One often finds conflict in the approach to the usage of the English language in the Indian context. It brings with it, a troubled colonial past, and at the same time helps link a multi-lingual India together. In light of the age-old but presently magnified issue surrounding the propagation of Hindi, in the following passages I wish to explore how different languages inter-mingle with the intra-India migration of workers, or public staff.

Growing up, I found myself in varied linguistic environments, spanning the different corners of the country. In retrospect, I oddly survived without having to interact much with the locals, thereby feeling no need to learn or pick up the local language. Living within a community of fellow migrants can be a source of normalcy (stagnancy?). However, I rarely felt any trouble in communicating with the locals if required, more a consequence of self-sufficiency with Hindi and English, than of any fluency in the local tongue. At the same time, I feel at a loss having been unable to pick up a third language and learn it with consistency and proficiency, despite my exposure to the diverse landscape of several languages.

This gives rise to the question of whether this is a failure of the system or a success of it?
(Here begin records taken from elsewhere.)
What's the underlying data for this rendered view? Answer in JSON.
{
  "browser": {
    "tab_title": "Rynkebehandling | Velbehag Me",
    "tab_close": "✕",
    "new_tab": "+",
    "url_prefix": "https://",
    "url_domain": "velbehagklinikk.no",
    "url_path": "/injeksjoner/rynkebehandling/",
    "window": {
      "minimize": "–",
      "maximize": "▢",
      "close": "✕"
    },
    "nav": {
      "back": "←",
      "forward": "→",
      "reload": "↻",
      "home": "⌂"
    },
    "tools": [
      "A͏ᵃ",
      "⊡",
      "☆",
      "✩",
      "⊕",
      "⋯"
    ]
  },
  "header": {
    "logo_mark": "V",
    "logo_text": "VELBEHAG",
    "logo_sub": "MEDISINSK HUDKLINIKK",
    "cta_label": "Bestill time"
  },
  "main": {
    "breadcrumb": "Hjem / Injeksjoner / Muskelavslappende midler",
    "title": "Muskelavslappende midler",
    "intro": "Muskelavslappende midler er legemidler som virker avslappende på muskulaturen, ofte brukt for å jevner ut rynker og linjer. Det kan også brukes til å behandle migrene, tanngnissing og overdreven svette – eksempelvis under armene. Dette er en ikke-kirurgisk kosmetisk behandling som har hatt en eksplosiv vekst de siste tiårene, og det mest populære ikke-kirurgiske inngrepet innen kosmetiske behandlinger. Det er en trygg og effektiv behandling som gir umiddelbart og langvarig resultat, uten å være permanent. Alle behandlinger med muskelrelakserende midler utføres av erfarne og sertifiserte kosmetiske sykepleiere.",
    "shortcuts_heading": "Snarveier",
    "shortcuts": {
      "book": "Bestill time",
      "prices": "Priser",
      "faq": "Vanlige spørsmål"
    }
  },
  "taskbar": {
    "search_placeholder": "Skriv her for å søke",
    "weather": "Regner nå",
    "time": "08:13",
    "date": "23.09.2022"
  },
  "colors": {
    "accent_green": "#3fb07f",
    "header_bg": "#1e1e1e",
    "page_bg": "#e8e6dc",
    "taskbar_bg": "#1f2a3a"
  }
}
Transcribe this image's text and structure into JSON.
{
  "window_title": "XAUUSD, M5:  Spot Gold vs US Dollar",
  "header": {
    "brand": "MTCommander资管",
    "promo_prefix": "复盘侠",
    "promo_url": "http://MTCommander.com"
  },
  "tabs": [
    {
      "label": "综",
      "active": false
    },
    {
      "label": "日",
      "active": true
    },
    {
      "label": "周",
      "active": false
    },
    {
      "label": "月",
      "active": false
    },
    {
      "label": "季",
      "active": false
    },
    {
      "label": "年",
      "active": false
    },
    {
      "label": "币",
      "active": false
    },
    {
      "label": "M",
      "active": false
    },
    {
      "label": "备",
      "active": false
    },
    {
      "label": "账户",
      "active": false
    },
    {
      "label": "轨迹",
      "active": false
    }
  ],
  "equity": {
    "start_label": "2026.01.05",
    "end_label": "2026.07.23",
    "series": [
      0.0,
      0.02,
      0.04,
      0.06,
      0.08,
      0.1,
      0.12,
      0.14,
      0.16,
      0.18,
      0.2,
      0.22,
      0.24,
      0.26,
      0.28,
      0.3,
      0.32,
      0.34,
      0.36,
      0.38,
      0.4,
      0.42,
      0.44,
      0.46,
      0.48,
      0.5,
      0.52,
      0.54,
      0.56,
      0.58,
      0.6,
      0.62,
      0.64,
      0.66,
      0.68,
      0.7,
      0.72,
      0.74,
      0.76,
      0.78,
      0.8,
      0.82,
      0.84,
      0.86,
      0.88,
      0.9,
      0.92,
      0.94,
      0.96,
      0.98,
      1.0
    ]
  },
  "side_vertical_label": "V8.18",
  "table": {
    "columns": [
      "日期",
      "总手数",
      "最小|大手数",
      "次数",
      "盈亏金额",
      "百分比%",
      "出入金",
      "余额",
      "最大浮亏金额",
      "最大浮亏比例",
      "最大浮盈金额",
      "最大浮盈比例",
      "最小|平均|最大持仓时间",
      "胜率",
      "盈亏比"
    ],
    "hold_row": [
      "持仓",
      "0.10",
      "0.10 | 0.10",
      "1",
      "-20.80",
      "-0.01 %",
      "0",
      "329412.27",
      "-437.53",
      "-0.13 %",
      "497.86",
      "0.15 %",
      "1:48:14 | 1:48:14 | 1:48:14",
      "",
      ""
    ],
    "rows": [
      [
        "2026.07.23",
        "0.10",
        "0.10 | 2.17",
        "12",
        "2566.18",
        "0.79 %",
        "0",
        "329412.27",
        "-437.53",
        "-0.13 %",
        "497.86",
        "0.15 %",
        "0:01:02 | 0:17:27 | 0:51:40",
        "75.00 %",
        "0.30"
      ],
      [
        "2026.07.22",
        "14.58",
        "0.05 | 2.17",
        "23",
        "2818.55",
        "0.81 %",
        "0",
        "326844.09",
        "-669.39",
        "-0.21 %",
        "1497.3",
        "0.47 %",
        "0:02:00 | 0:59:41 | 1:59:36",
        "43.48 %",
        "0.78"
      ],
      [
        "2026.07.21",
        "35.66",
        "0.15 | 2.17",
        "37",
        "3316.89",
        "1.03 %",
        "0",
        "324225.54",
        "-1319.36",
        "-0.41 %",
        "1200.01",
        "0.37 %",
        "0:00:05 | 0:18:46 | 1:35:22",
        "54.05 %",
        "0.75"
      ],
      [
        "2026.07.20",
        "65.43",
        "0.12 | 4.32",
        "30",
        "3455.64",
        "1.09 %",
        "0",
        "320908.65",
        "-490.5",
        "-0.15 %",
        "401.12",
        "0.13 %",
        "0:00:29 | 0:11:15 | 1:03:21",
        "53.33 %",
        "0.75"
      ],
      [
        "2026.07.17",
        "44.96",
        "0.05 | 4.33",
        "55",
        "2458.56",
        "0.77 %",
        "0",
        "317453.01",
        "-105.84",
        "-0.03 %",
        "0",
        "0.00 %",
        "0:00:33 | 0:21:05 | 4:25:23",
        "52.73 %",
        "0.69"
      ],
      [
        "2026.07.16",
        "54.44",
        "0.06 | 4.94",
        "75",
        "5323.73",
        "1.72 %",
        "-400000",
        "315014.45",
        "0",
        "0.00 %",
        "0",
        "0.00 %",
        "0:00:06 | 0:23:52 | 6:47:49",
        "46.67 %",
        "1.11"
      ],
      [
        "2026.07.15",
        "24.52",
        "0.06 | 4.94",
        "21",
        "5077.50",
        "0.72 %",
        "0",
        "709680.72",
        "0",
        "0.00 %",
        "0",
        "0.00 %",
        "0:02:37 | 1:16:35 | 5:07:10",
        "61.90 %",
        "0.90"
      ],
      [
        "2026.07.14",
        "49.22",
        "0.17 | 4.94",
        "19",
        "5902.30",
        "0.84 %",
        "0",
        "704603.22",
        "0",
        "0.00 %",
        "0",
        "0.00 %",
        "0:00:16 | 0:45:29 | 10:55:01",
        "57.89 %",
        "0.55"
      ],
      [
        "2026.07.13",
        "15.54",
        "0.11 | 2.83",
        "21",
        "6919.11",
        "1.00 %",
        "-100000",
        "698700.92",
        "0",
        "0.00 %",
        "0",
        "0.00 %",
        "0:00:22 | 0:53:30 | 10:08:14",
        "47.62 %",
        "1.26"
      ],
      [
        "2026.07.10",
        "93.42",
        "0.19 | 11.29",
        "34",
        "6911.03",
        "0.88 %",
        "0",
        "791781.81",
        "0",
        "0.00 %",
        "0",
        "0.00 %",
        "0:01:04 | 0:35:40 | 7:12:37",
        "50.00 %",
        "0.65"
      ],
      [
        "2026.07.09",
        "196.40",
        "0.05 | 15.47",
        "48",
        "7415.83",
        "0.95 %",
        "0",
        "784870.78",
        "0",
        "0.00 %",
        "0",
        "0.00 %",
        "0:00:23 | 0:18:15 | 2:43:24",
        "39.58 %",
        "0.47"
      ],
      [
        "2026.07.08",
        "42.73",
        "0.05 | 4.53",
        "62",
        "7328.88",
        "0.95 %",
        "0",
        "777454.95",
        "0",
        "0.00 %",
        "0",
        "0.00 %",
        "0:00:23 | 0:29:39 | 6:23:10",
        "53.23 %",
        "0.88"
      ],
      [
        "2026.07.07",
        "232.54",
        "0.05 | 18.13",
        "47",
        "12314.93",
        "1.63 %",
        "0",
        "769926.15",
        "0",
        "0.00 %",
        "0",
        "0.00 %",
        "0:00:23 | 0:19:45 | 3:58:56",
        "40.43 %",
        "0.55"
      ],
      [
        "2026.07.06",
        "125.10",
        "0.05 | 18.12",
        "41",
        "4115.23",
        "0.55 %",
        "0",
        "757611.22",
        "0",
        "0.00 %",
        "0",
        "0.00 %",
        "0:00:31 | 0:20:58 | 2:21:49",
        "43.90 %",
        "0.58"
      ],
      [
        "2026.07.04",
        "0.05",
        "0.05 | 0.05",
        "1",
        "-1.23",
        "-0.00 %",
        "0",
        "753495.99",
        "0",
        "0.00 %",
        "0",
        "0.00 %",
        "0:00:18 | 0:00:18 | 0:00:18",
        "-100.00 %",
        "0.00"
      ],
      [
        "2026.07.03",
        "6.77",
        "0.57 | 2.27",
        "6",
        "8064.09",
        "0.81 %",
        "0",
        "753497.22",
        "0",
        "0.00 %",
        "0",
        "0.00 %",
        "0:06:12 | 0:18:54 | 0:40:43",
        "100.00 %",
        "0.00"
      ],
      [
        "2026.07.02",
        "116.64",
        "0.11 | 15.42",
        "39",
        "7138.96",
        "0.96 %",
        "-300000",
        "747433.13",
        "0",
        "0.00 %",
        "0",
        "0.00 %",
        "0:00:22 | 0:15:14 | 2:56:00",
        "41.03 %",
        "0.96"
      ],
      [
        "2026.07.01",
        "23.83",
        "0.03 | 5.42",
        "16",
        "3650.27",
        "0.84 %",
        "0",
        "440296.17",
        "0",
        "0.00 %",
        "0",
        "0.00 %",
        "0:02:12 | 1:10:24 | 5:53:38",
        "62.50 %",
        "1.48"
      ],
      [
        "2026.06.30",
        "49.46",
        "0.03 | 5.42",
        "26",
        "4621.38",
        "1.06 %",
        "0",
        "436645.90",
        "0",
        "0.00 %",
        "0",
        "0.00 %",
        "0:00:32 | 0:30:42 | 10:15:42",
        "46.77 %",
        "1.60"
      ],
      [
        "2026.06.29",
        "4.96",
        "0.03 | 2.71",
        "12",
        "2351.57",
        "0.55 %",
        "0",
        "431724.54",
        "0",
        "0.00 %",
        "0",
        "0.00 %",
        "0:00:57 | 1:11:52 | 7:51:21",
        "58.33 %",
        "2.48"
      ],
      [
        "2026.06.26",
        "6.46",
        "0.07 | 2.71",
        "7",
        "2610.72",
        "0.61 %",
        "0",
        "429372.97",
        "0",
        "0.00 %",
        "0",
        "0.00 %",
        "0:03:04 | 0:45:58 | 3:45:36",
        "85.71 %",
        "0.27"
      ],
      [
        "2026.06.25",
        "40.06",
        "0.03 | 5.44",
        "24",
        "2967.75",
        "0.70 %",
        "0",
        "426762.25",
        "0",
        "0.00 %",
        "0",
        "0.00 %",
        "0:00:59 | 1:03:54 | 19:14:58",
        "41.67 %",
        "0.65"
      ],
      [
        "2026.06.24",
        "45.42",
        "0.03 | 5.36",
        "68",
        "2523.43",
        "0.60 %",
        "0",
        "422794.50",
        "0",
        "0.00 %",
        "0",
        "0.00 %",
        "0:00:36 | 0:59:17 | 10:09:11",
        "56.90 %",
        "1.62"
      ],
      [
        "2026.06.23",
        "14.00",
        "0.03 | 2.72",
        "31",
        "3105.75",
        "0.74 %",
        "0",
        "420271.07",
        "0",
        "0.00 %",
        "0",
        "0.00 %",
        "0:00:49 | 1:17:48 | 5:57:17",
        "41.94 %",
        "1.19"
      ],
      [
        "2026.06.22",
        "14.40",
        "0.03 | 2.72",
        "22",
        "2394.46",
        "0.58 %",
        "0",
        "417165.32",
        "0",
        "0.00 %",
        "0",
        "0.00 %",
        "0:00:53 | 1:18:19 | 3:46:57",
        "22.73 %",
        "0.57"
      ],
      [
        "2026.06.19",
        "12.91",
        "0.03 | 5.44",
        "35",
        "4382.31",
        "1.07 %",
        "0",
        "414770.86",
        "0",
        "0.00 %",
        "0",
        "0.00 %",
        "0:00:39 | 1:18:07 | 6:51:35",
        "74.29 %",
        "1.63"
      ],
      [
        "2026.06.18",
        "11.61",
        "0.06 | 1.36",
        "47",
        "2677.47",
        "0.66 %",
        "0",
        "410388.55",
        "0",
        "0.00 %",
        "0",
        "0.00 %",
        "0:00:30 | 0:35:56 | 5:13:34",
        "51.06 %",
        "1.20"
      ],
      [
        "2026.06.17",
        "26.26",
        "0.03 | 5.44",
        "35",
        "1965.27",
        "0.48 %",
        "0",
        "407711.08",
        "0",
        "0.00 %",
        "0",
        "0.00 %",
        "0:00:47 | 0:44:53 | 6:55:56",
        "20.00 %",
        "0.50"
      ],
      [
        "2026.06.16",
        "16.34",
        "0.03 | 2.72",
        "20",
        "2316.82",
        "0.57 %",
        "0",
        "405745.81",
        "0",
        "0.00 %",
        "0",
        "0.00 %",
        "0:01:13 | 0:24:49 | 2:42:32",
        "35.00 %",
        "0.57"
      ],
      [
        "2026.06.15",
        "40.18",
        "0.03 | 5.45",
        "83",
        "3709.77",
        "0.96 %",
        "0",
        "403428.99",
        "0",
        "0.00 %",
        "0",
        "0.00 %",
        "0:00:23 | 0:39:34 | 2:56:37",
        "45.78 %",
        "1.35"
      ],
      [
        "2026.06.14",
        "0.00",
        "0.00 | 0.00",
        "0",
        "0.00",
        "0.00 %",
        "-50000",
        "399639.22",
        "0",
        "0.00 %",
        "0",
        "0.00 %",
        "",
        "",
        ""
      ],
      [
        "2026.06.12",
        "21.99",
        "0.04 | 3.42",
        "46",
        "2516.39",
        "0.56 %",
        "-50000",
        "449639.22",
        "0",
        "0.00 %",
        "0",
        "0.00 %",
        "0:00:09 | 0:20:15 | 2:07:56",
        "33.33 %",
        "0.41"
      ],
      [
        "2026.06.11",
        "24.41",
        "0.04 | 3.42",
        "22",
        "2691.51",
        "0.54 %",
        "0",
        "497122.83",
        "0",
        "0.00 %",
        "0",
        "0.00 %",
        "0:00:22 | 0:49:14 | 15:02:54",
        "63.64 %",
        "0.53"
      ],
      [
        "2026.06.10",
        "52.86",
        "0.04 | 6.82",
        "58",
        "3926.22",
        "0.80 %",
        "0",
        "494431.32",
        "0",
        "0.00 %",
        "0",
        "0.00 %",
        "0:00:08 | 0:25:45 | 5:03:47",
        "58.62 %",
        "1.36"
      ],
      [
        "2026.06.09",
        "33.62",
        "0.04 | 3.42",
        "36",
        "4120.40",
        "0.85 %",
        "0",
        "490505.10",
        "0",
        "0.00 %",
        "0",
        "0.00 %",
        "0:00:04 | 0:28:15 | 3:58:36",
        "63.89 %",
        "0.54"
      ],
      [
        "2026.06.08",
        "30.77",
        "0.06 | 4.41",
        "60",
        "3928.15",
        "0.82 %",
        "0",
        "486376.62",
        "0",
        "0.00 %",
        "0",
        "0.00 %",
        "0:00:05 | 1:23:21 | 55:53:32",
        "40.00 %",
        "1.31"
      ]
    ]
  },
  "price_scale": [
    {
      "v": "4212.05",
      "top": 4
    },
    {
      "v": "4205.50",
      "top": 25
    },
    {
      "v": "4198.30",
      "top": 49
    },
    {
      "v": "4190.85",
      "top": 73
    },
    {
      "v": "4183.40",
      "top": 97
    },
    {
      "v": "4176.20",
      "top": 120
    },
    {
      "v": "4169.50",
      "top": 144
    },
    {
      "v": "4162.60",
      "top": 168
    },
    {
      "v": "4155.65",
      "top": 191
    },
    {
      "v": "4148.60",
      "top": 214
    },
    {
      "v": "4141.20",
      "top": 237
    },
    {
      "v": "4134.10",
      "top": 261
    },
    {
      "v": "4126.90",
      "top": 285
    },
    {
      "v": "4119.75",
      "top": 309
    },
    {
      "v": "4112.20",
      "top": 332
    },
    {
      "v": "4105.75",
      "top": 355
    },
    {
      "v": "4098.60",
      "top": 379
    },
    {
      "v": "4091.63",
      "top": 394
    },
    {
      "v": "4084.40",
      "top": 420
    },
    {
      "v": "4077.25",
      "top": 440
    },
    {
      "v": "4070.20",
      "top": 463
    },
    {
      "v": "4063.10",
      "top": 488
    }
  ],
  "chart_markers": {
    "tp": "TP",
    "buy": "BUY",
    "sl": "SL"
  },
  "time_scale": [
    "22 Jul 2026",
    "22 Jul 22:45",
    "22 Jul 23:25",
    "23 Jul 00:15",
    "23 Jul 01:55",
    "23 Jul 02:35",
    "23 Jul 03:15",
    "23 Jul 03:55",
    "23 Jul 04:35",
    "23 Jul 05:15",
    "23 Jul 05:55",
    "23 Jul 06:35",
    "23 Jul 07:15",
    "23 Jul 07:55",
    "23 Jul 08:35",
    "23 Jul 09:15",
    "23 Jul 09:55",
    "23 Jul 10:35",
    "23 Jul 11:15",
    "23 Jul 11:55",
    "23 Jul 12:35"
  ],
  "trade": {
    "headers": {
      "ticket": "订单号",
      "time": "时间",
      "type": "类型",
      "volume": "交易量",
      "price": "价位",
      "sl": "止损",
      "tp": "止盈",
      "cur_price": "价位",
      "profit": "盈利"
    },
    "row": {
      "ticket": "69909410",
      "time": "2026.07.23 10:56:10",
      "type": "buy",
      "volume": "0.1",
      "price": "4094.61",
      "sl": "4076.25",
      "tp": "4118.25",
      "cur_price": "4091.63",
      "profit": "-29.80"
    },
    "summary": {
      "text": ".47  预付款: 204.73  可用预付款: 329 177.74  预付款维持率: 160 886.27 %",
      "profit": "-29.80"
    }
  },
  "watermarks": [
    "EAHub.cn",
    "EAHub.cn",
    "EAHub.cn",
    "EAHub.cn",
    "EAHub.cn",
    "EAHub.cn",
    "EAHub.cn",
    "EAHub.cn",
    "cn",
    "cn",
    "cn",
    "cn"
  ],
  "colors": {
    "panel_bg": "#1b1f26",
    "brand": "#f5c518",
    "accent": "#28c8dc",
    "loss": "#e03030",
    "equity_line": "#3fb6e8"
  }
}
A failure in terms of either the unwillingness or the inability to pick up the local tongue, or a success in the ability to face negligible obstacles in one’s daily life even in the absence of knowledge of local language(s). This metropolitan indifference emerges prominently especially in urban and semi-urban spaces, wherein the language of the employer is mostly English and therefore there is no need felt to learn beyond that. On the other hand, often the workers on the margins, for instance those who work for daily wages, find themselves in a position to pick up the native language of the place to which they have moved, out of self-interest and convenience, if nothing else. It is observed therefore, that along with the institutional arrangement, it is the particular context of the person that determines the learning of a local language, when in transit.

Whether one is part of the salaried professional workforce that can get by without local languages or a migrant wage worker is more determined by the accident of birth than by any inherent skills one may have. That said, there is value in fostering structural reforms that encourage multilingualism across class boundaries. Encouraging such functional multilingualism requires both institutional and political will, but if the end product of it is the ability of large sections of society to be conversationally fluent in multiple languages, then it will have been worth the trouble.